Foul ball and dinger retrieval rights shouldn’t necessarily be decided by merit. The most qualified person in a given section to score a game ball is generally going to be an adult with a baseball glove and a disconcertingly high threshold for self-humiliation. By contrast, the least qualified person to retrieve a loose game ball will be a small child. It turns out we’ve all kind of settled on personal significance as the deciding factor—possession of a game ball should mean more to a child, therefore game balls should be given to children, even though they are weak and frail and utterly incapable of bagging their own.

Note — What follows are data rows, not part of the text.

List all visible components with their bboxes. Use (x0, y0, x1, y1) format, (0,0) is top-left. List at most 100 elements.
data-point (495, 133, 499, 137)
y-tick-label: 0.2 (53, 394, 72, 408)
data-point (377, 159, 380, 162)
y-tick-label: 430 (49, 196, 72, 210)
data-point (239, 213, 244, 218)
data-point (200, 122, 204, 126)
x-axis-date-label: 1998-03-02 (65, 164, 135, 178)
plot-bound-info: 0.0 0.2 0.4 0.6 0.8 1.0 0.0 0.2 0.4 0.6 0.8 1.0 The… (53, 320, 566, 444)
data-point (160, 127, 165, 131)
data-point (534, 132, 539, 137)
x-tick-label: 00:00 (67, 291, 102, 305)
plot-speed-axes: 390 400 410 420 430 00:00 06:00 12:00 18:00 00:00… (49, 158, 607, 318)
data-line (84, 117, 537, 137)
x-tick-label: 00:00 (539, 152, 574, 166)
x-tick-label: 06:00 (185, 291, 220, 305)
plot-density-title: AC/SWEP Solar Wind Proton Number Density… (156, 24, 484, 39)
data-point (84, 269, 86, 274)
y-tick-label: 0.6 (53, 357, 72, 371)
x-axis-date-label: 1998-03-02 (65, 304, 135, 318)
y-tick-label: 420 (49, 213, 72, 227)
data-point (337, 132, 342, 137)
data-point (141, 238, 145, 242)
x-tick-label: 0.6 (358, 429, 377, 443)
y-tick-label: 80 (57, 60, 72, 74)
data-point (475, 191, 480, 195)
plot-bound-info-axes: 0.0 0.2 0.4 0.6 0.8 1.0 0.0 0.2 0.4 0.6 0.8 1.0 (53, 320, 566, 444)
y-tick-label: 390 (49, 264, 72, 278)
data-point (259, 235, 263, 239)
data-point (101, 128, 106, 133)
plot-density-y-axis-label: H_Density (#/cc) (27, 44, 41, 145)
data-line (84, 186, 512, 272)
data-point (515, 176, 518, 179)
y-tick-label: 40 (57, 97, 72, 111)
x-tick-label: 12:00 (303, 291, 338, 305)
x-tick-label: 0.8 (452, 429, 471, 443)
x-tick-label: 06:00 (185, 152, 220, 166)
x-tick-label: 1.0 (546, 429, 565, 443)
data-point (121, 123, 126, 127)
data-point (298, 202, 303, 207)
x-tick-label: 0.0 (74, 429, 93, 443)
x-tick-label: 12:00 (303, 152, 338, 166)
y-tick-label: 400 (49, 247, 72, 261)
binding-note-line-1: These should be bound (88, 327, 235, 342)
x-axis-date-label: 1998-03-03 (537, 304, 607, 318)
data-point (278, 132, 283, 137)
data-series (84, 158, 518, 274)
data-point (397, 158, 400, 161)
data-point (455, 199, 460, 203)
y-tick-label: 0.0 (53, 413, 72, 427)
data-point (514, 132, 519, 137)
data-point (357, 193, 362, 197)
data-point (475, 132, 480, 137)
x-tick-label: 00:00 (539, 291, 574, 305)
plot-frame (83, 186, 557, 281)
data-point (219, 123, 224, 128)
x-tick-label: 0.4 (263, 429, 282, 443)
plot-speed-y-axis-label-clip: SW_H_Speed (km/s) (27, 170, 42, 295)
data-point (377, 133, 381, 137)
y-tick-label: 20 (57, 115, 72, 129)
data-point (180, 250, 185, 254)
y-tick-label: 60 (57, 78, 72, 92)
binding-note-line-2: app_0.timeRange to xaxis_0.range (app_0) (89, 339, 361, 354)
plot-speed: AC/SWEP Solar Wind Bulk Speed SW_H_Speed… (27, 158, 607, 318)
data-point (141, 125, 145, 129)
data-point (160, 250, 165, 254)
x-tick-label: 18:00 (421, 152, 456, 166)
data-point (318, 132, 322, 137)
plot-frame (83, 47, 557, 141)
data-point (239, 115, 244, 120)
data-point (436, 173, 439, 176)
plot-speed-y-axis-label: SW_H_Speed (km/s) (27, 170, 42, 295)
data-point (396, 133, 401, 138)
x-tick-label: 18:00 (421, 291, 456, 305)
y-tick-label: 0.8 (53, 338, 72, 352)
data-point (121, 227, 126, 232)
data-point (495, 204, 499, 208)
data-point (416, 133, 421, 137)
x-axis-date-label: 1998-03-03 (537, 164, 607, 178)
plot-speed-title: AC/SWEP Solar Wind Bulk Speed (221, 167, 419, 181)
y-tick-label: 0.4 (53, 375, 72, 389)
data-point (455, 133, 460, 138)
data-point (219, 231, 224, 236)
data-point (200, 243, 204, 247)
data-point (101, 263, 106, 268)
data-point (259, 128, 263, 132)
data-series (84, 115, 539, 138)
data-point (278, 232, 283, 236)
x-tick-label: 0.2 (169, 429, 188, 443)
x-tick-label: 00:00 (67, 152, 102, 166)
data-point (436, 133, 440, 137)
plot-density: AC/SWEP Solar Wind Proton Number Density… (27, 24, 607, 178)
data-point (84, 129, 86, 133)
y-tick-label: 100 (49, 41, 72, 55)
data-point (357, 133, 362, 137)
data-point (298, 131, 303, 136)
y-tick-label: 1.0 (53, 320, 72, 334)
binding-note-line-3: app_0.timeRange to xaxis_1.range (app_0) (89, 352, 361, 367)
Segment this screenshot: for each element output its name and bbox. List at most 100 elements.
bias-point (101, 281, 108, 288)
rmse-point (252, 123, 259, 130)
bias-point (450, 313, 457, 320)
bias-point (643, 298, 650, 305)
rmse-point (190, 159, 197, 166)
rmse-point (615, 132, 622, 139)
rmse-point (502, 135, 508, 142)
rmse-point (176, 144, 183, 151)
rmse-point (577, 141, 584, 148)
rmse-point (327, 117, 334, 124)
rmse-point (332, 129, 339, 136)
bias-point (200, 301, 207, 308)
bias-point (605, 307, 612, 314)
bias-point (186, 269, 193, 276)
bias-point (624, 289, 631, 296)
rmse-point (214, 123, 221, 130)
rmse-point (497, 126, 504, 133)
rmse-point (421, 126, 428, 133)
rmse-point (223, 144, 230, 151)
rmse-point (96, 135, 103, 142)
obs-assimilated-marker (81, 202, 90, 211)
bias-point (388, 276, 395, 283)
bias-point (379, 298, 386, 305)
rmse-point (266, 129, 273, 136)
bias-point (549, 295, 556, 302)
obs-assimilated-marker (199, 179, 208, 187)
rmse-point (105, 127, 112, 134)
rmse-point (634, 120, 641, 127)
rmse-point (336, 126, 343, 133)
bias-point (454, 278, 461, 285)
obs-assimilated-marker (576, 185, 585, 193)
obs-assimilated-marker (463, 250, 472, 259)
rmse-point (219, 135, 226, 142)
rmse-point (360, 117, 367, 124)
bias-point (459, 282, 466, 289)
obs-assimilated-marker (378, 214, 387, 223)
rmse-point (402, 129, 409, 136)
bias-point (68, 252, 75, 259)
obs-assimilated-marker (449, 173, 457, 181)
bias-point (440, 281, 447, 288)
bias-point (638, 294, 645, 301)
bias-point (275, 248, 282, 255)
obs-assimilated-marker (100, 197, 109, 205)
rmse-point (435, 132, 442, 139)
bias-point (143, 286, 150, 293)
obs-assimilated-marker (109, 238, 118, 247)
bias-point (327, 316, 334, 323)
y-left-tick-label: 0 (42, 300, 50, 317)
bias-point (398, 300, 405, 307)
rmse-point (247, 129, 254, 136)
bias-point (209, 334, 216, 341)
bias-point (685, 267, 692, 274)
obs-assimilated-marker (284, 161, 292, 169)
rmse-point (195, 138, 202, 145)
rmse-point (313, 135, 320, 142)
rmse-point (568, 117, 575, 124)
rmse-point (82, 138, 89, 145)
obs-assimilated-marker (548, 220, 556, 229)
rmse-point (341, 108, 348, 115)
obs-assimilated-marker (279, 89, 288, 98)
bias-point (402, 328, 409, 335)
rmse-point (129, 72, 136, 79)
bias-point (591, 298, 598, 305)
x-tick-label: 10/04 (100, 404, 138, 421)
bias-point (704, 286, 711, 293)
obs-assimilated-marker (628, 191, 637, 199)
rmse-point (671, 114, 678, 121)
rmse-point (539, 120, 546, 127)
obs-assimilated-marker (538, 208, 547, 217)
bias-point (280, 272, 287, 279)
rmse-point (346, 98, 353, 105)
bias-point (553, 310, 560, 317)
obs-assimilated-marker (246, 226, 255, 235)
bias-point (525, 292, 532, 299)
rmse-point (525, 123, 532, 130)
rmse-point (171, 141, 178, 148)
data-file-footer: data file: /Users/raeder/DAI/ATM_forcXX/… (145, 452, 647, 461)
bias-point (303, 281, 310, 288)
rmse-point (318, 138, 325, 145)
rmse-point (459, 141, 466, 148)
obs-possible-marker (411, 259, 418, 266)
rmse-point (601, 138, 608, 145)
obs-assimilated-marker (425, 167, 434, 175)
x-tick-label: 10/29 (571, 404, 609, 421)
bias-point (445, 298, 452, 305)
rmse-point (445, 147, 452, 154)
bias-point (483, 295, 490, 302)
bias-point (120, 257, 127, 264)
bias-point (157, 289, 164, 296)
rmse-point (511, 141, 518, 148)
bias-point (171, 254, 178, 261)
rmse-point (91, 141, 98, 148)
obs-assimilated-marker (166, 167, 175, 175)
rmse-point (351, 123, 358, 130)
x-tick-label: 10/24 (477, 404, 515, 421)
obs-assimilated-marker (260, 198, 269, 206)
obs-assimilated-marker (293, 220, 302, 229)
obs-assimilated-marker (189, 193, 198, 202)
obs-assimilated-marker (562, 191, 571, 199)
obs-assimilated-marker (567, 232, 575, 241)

But there are plenty of instances where a game ball makes its way into a section where there are no children around, and otherwise respectable adults abandon all pretense of dignity and become ravening beasts, fighting tooth and nail for baseballs that can be purchased for $13 at the nearest big box retailer. Witness the madness that ensued in Oakland Wednesday, when a foul ball off the bat of César Puello found its way into a sparsely filled lower section along the right field line:
The victor in this grim competition was a woman in a baseball cap, whose pursuit amounted to taking two steps out into the aisle, walking down two rows, and waiting for the ball to squirt past the searching hands of another man engaged in the hunt. I submit that all of these people lost something in this pursuit, but no one lost more than the man in the white cap and red socks, who leapt over several rows, threw away his baseball glove, and body surfed over another four rows before ultimately coming away empty-handed, and I’m sure very bruised-up and sore.
I have to admit, I’m a little bit torn about the fairness of this outcome! I don’t know if red socks man exactly deserved the foul ball, but he certainly put vastly more effort into retrieving it, and paid the highest price for his pursuit. On the other hand, as an adult man who brought a glove to a professional baseball game and threw himself wildly down half a section in pursuit of a damn foul ball, perhaps he deserved it less than anyone? I think if I’d been sitting in that section and the ball had come to me, I would’ve automatically given it to this poor battered fellow, out of shock and pity and horror over how much it evidently meant to him. Or would that have embarrassed him even further? There are no easy answers when adults care way too much about getting their hands on a lousy foul ball.